If you have a savings account, you receive two types of interest: a basic interest and a loyalty premium. The base rate is proportional to the number of days that your money stays in the account. Every day counts and there is no other condition. But the fidelity premium only applies to credits that remain in your account for at least 12 consecutive months. If you withdraw your money before that due date, you will only receive the basic interest.

## On your savings account

At the end of the year, the bank calculates the interest to which you are entitled. This detailed calculation is available for free, all you have to do is ask. You then see on how many days the interest was calculated, at what percentage and on what amount, depending on the deposits and withdrawals that you possibly made.

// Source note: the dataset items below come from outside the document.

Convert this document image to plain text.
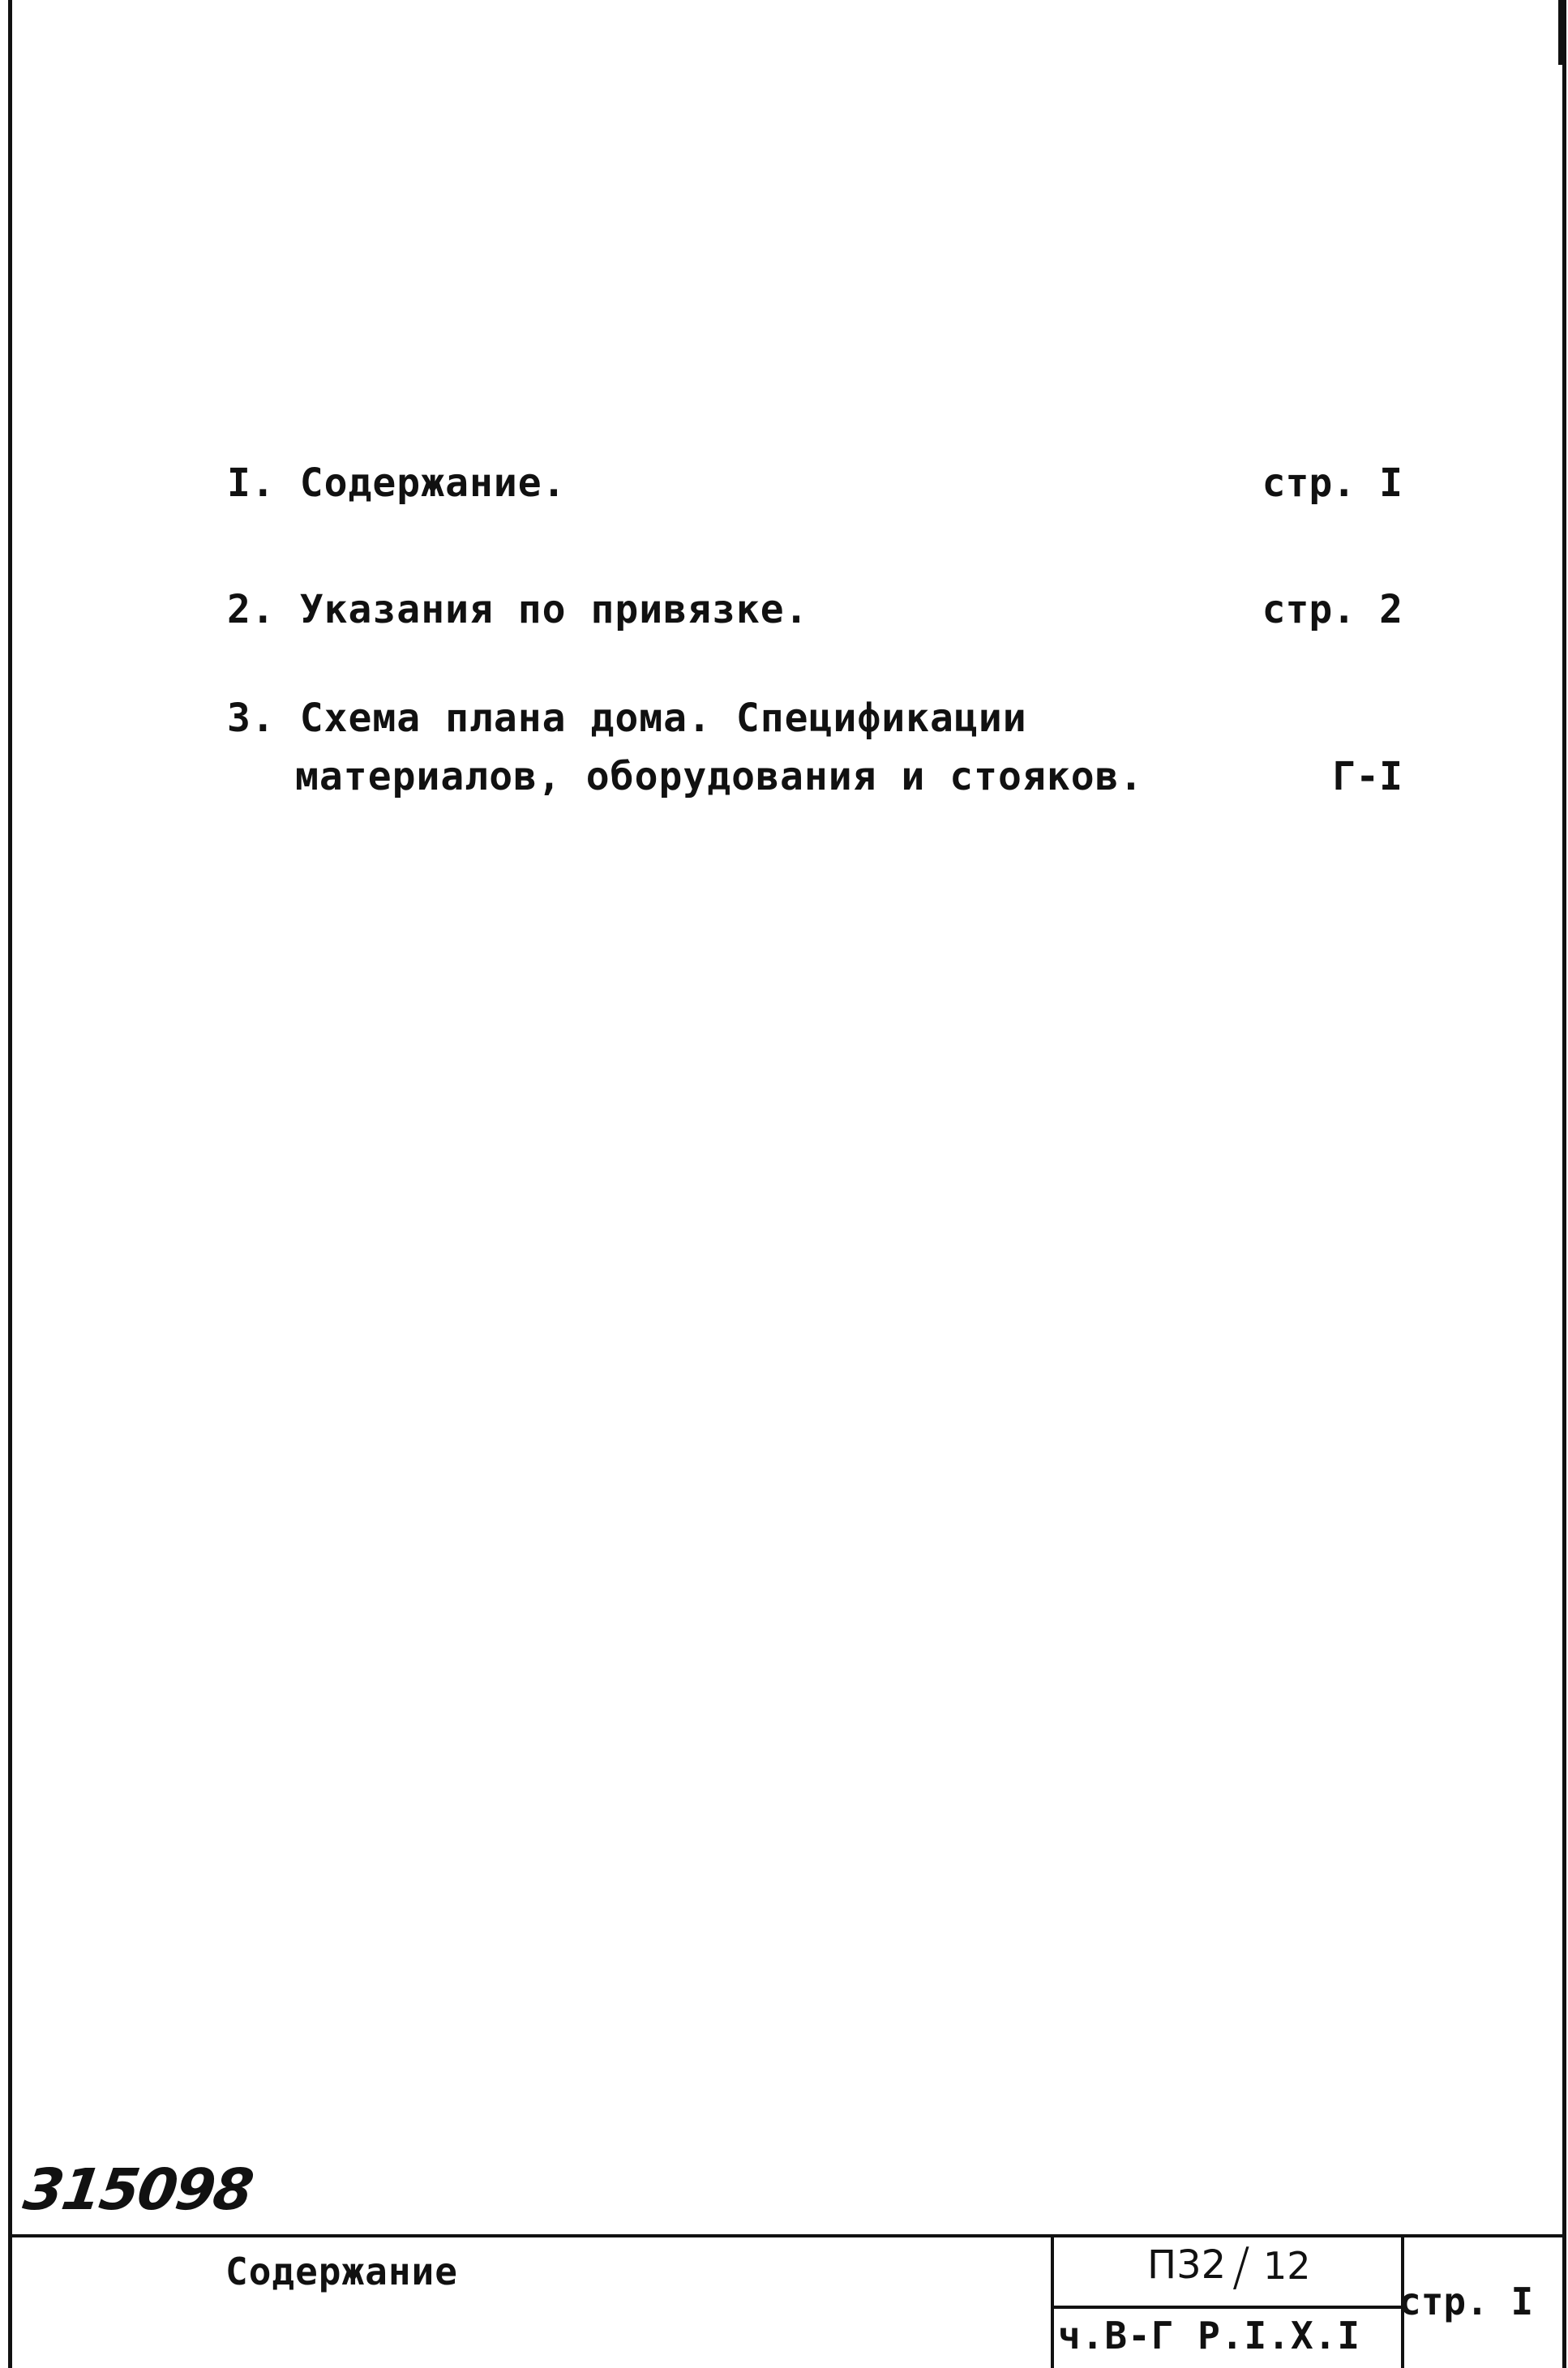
I. Содержание.	стр. I
2. Указания по привязке.	стр. 2
3. Схема плана дома. Спецификации
материалов, оборудования и стояков.	Г-I
315098
Содержание	П32 / 12
ч.В-Г Р.I.Х.I
стр. I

In practice, a bank uses the following formula to calculate the base rate: [capital x interest rate x number of days] / 365. You will notice that the basic interest is credited to your account at the beginning of January.

The loyalty premium, which you therefore receive after one year, is paid out at the start of the following quarter. So that’s four times a year. Bear in mind that the basic interest and loyalty premium are never fixed: the bank can change them at any time.

## The interest on your loan

If you borrow money, the interest corresponds to the costs you pay for the loan amount. In other words: they are the remuneration that the bank pays for the service provided. How much interest you pay, of course, depends on the interest rate, the size of the amount and the duration of the loan. The parameters of all credit costs are bundled in the APR or “annual percentage rate”. This indicator is calculated in the same way by all banks, so that those looking for a loan can compare all offers transparently.

To calculate the amount of interest on a loan and the monthly installments, the bank also draws up a debit table. For the entire term and for each monthly installment, this specifies how much capital and how much interest the borrower repays and what loan balance is left after each monthly installment. The total amount of interest to be repaid is also stated. Since the interest is always calculated on the outstanding balance, the share of the interest in the total amount decreases as you pay off the loan.